You can reach Danica at medical@nrhsn.org.au

Nursing and Midwifery Officer – Fiona Fletcher

  • MIRAGE Rural Health Club
  • Nursing Student
  • University of Sydney

Fiona grew up on a cattle station in remote central Queensland where she developed an innate appreciation for rural community culture which ignited her passion of rural and remote health. Fiona is now based in Sydney, studying her Bachelor of Nursing at the University of Sydney where she hopes to spark interest of rural health in other students who haven’t yet considered rural experiences. She is an active member of her rural health club, having just completed her role as Social Representative and newly elected as Treasurer for 2019. She has recently collaborated in projects with the NSW Rural Doctors Network, participated in Rural Nursing Trips in NSW and has completed rural placements in Broken Hill and Bathurst.
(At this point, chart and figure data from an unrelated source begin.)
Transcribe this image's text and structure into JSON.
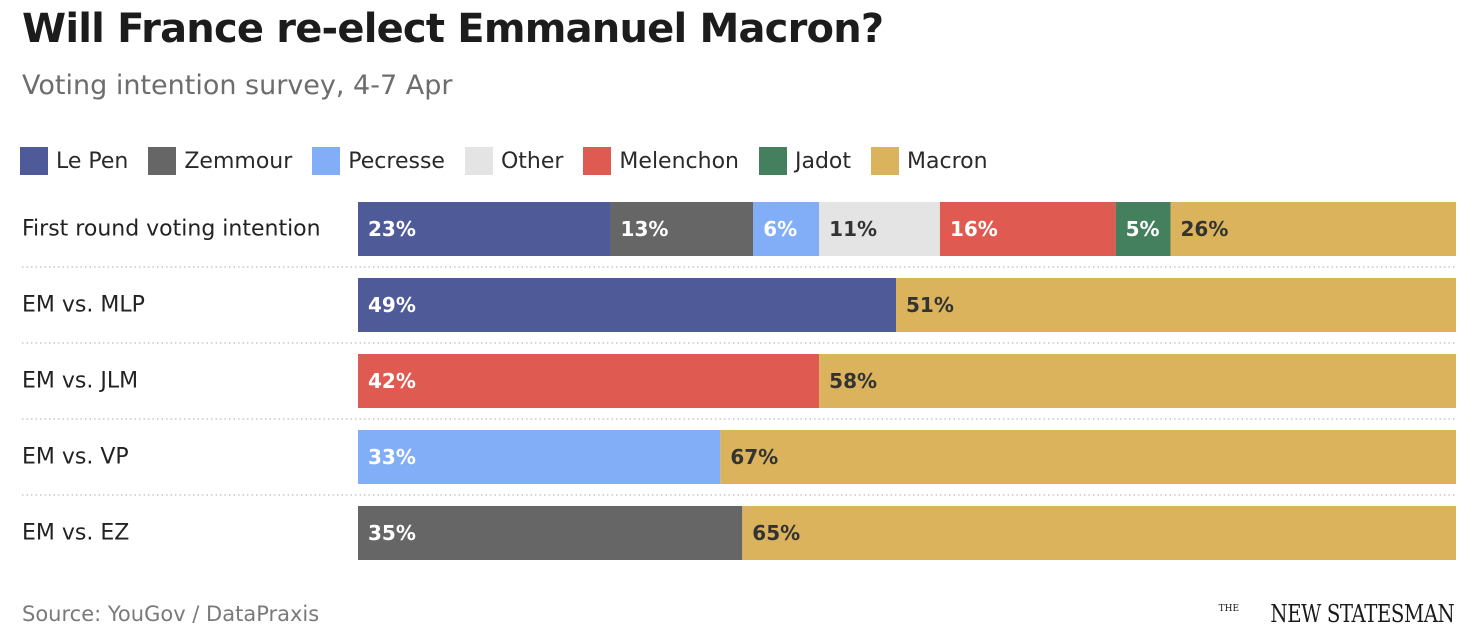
{
  "header": {
    "title": "Will France re-elect Emmanuel Macron?",
    "subtitle": "Voting intention survey, 4-7 Apr"
  },
  "legend": [
    {
      "label": "Le Pen",
      "color": "#4f5b99"
    },
    {
      "label": "Zemmour",
      "color": "#666666"
    },
    {
      "label": "Pecresse",
      "color": "#82adf7"
    },
    {
      "label": "Other",
      "color": "#e4e4e4"
    },
    {
      "label": "Melenchon",
      "color": "#df5a50"
    },
    {
      "label": "Jadot",
      "color": "#45805e"
    },
    {
      "label": "Macron",
      "color": "#dab35c"
    }
  ],
  "chart_data": {
    "type": "bar",
    "orientation": "horizontal",
    "stacked": true,
    "title": "Will France re-elect Emmanuel Macron?",
    "subtitle": "Voting intention survey, 4-7 Apr",
    "xlim": [
      0,
      100
    ],
    "unit": "%",
    "categories": [
      "First round voting intention",
      "EM vs. MLP",
      "EM vs. JLM",
      "EM vs. VP",
      "EM vs. EZ"
    ],
    "series": [
      {
        "name": "Le Pen",
        "color": "#4f5b99",
        "values": [
          23,
          49,
          0,
          0,
          0
        ]
      },
      {
        "name": "Zemmour",
        "color": "#666666",
        "values": [
          13,
          0,
          0,
          0,
          35
        ]
      },
      {
        "name": "Pecresse",
        "color": "#82adf7",
        "values": [
          6,
          0,
          0,
          33,
          0
        ]
      },
      {
        "name": "Other",
        "color": "#e4e4e4",
        "values": [
          11,
          0,
          0,
          0,
          0
        ]
      },
      {
        "name": "Melenchon",
        "color": "#df5a50",
        "values": [
          16,
          0,
          42,
          0,
          0
        ]
      },
      {
        "name": "Jadot",
        "color": "#45805e",
        "values": [
          5,
          0,
          0,
          0,
          0
        ]
      },
      {
        "name": "Macron",
        "color": "#dab35c",
        "values": [
          26,
          51,
          58,
          67,
          65
        ]
      }
    ]
  },
  "footer": {
    "source": "Source: YouGov / DataPraxis",
    "brand_small": "THE",
    "brand_main": "NEW STATESMAN"
  }
}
Fiona is excited to have the opportunity to represent health students on a national platform and to continue collaborating within a supportive network of passionate and influential advocates.

“These past two years have been an incredible professional and personal journey and eye-opening experience since I was elected as Nursing and Midwifery Officer 2019-2020. I have had the absolute privilege to work collaboratively within a supportive network of passionate and influential advocates. It has been an honor to represent nursing and midwifery students on a national platform, assist in the publishing of The Nursing, Midwifery and Allied Health Student Engagement Guide and The Rural Midwifery papers, attend Stakeholder conferences across Australia and witness the response of all industry members during the COVID-19 pandemic.”